Picture Above: Coach Emily Nett of Adrian College gives last minute instruction to team captain, Emily Pobuda, 19, of Clarkston at an Intercollegiate Horse Show.
By Sharon Green, courtesy of the Oakland Press
ADRIAN, Mich.—The search is on. Many of the college equestrian team coaching staff are on the road recruiting freshmen riders for their teams. With college doors now open for fall, finding students that are committed to a college equestrian varsity sport program can be a challenge.
“This is my fourth year coaching,” said Emily Nett of Adrian College. “Like any sport or activity in college, riding helps students continue their passion for riding and competing. Riding at Adrian College is much more intense than high school.”
Nett travels across Michigan, Ohio and Indiana to horse shows on weekends to talk with high school riders, particularly seniors for her program.
Competitive teams belong to the Intercollegiate Horse Show Association (IHSA) that was established in 1967 at the Faileigh Dickinson University in New Jersey. The program has grown to include 37 regions and 8 zones with close to 400 colleges across 45 states including Michigan and represents more than 9000 riders. It was founded on the principle that students, regardless of their riding ability or financial status, can participate.
“I strive to maintain a small team as this gives our riders more attention from our instructors, more focus and time in the saddle and allows them to compete more,” explained Nett. “As a varsity sport, it allows the riders to have full benefits of the Athletic Department.”
Riders, like Emily Pobuda, 19, of Clarkston, do not ride their own personal horse or use personal tack for the competition. Instead, they are introduced to a horse provided by the host college just prior to the event, leaving no time to practice and little time to form a bond with their mount.
Pobuda, who is studying business and political science, has been named Captain of the Hunt Seat Team at Adrian. She chose Adrian’s program because she wanted to attend a small, private school that would allow her to further her riding experience with a competitive edge at the college level.
“I looked at several schools in state and out of state and finally chose Adrian College,” explained Pobuda. “Their team was small but growing and I saw potential growth for me as a rider.” She believes that equestrian team sports are a good way of transferring one’s extra energy into something productive. “It is also a chance to make a bond with a horse you have never ridden before around a course you have never jumped before and where you have to earn each others respect quickly.”

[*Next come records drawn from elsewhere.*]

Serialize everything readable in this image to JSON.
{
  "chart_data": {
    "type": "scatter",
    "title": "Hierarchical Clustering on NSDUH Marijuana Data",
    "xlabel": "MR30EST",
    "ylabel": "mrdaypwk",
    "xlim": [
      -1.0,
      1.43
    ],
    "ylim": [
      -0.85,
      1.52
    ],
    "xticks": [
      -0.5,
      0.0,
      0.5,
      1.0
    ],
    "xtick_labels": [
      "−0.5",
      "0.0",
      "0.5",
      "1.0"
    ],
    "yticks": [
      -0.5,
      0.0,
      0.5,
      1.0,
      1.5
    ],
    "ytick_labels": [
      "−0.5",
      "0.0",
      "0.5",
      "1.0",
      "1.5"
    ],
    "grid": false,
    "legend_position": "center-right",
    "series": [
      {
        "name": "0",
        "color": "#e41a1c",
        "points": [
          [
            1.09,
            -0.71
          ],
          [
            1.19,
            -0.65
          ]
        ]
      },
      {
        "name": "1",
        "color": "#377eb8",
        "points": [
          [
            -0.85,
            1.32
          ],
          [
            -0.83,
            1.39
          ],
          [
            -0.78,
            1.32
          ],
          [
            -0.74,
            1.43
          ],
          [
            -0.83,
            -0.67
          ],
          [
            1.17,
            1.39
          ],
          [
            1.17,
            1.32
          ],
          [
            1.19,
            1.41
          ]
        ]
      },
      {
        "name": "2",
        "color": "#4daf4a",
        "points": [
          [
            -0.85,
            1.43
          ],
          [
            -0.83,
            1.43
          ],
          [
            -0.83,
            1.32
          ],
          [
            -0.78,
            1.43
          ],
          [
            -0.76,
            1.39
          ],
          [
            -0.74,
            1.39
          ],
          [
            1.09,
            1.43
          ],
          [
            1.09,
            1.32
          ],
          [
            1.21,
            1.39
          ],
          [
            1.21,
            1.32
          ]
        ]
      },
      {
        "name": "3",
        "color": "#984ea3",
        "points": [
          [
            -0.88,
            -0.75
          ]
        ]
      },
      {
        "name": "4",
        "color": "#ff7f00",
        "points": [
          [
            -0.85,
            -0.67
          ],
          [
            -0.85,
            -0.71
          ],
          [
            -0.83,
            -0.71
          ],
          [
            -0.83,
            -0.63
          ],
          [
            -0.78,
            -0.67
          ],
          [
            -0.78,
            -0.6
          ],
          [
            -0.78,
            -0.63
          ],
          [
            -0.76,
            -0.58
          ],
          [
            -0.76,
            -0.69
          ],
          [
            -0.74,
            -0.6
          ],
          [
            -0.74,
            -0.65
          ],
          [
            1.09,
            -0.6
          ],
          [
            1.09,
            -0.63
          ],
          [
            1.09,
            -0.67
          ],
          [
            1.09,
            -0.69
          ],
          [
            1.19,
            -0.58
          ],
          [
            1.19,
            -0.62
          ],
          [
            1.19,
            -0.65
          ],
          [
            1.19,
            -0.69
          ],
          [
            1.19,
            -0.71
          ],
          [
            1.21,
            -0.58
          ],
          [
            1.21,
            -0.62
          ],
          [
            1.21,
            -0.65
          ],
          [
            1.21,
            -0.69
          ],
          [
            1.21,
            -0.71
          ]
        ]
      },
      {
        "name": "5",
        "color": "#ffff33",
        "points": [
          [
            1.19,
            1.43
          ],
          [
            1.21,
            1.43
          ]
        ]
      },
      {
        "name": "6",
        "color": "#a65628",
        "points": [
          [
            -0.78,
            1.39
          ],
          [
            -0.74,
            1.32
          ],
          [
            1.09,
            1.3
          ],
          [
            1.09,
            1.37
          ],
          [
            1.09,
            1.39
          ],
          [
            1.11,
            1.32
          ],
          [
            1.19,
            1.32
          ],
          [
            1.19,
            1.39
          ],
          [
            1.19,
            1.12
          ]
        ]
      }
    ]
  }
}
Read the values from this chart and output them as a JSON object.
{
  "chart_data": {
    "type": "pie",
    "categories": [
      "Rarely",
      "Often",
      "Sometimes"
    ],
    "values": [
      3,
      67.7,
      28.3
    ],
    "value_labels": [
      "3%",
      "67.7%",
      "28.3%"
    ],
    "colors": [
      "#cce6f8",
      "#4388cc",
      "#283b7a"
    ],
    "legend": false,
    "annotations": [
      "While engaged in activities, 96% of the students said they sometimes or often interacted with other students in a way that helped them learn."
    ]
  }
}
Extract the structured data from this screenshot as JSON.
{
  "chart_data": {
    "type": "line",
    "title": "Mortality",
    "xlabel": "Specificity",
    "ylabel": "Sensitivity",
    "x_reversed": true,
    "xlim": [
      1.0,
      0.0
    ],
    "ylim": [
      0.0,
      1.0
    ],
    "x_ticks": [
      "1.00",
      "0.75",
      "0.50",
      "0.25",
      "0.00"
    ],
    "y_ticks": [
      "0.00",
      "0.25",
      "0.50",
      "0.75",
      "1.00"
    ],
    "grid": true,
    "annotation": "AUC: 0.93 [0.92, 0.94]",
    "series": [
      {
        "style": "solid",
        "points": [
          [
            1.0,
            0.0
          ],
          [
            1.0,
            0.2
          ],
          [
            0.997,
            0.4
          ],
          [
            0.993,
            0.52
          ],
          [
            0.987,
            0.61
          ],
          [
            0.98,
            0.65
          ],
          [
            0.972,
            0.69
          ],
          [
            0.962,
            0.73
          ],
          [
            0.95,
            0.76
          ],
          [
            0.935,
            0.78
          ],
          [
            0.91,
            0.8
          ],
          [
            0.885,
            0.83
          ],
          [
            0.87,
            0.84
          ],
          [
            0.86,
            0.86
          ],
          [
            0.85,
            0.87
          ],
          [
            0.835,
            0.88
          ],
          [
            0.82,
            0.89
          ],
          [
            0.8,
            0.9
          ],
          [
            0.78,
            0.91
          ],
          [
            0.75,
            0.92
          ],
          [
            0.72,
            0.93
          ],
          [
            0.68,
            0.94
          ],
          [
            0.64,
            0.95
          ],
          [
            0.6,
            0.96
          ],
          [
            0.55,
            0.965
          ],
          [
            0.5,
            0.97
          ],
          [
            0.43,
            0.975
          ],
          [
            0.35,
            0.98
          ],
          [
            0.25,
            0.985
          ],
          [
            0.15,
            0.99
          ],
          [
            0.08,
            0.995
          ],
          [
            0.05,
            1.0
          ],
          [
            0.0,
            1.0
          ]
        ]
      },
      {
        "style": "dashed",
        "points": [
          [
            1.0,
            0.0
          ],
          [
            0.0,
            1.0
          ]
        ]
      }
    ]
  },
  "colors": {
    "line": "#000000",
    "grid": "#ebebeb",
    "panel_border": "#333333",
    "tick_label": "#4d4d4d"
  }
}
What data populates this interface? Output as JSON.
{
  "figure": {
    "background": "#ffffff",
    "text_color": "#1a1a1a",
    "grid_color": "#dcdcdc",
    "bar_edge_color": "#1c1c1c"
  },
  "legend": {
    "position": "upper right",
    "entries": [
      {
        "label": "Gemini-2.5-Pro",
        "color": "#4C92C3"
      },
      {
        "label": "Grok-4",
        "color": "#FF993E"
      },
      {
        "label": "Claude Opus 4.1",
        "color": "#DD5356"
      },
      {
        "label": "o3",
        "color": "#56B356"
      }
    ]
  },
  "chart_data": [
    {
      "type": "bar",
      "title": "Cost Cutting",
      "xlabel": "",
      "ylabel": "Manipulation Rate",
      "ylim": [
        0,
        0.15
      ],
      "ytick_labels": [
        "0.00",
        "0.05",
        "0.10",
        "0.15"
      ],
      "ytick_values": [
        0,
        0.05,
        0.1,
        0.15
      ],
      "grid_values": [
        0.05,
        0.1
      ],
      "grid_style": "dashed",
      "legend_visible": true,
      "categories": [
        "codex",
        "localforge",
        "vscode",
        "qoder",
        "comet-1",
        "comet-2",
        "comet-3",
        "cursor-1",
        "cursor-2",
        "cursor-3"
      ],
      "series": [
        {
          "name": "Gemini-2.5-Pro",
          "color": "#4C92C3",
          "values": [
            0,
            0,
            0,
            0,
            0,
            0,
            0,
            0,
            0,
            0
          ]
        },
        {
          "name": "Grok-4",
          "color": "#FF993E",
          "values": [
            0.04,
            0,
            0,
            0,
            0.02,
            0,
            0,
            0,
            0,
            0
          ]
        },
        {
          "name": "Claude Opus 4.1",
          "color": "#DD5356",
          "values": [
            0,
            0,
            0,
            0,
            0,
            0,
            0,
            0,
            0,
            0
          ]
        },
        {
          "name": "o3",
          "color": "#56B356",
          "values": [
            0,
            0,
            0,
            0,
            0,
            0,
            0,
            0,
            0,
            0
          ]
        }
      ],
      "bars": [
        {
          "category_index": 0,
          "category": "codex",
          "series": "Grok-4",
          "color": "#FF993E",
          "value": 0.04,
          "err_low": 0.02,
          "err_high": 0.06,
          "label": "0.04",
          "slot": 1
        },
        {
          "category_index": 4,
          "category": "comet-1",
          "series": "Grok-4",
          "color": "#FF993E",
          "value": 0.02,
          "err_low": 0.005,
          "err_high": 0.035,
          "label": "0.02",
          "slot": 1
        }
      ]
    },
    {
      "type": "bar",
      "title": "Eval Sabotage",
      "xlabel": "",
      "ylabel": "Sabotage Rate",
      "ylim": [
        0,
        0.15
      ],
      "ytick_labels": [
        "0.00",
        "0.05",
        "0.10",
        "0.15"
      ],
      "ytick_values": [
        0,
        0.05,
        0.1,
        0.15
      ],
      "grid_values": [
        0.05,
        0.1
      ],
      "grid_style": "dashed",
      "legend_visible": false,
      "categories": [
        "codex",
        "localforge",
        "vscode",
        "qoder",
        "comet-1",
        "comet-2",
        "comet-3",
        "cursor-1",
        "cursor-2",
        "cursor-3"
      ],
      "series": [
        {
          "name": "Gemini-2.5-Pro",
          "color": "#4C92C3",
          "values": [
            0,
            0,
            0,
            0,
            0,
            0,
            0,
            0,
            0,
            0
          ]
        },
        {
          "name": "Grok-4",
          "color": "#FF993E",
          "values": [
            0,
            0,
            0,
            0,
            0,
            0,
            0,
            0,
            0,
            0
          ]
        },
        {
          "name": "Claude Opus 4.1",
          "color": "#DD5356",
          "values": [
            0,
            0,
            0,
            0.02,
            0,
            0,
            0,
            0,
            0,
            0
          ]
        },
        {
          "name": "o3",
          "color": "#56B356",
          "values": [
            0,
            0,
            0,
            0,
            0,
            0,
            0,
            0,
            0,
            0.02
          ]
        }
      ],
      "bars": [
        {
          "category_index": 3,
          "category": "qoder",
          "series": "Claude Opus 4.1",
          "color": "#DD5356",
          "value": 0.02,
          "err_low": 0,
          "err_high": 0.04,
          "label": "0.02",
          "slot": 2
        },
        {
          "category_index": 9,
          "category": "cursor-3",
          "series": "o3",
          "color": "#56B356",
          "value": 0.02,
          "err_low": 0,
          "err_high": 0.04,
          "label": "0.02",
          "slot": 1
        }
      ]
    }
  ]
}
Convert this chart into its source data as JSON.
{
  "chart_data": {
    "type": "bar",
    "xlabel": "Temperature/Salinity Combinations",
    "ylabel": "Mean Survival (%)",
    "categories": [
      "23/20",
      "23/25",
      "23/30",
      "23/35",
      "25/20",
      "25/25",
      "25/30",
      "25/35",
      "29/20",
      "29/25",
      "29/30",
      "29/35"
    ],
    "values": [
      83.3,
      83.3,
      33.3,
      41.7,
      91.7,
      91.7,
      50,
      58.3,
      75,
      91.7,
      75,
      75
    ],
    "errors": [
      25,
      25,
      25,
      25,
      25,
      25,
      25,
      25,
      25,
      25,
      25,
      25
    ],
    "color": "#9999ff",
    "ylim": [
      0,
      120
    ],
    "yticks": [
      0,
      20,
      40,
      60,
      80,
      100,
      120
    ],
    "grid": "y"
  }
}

Pobuda believes that the leadership skills she has developed will help her communicate better with others and also will make her a more well-rounded person. “I have found that combining your efforts with a 1200 pound animal is a great confidence builder.”
The program at U of M was formed in 1992. “This is my 15th year being coach,” said Jennifer Blades. “Our team consists of 50 to 60 members.” The students practice one or two times a week and many squeeze in a weekly lesson. “It’s not a big time commitment. Students need the riding to keep themselves sane.” U of M continues to finish in the top schools winning region competitions. “We welcome all levels of riding from walk-trot through open,” explained Blades. “Most of the people on the team build life-long close friendships.
The Equestrian Club at Oakland University has qualified for the IHSA National Championships on several occasions. “Given the historic equine history of OU’s founder, Matilda Dodge, it only makes sense that there is an equestrian team at this school,” said Coach Christopher Ewing. “Each year we are proud to have riders of all levels consistently place high in ribbons.” The OU team trains at the Berwyck Saddle Club in Milford.
South Eastern Michigan college level equestrian sport programs include the following:
Adrian College – Emily Nett, 586-246-9662, email@example.com
Albion College – Randi Gardner, firstname.lastname@example.org
MSU—Leesa Massman, Kwaite@msu.edu
Oakland University – Christopher Ewing, 248-470-4882, www.ouequestrian.com
U of M—Jennifer Blades, 313-938-9221, email@example.com
Other schools in Michigan that promote equestrian sports include Alma College, Calvin College, Central Michigan University, Ferris State University, Grand Valley University, Hillsdale College and Western Michigan University.
“Balancing practice, long weekend meets and school work is part of the challenge of being on the team,” added Pobuda. “I know I can use the skills I have developed in the future and be able to look back and say, “I learned that from the Equestrian Team.”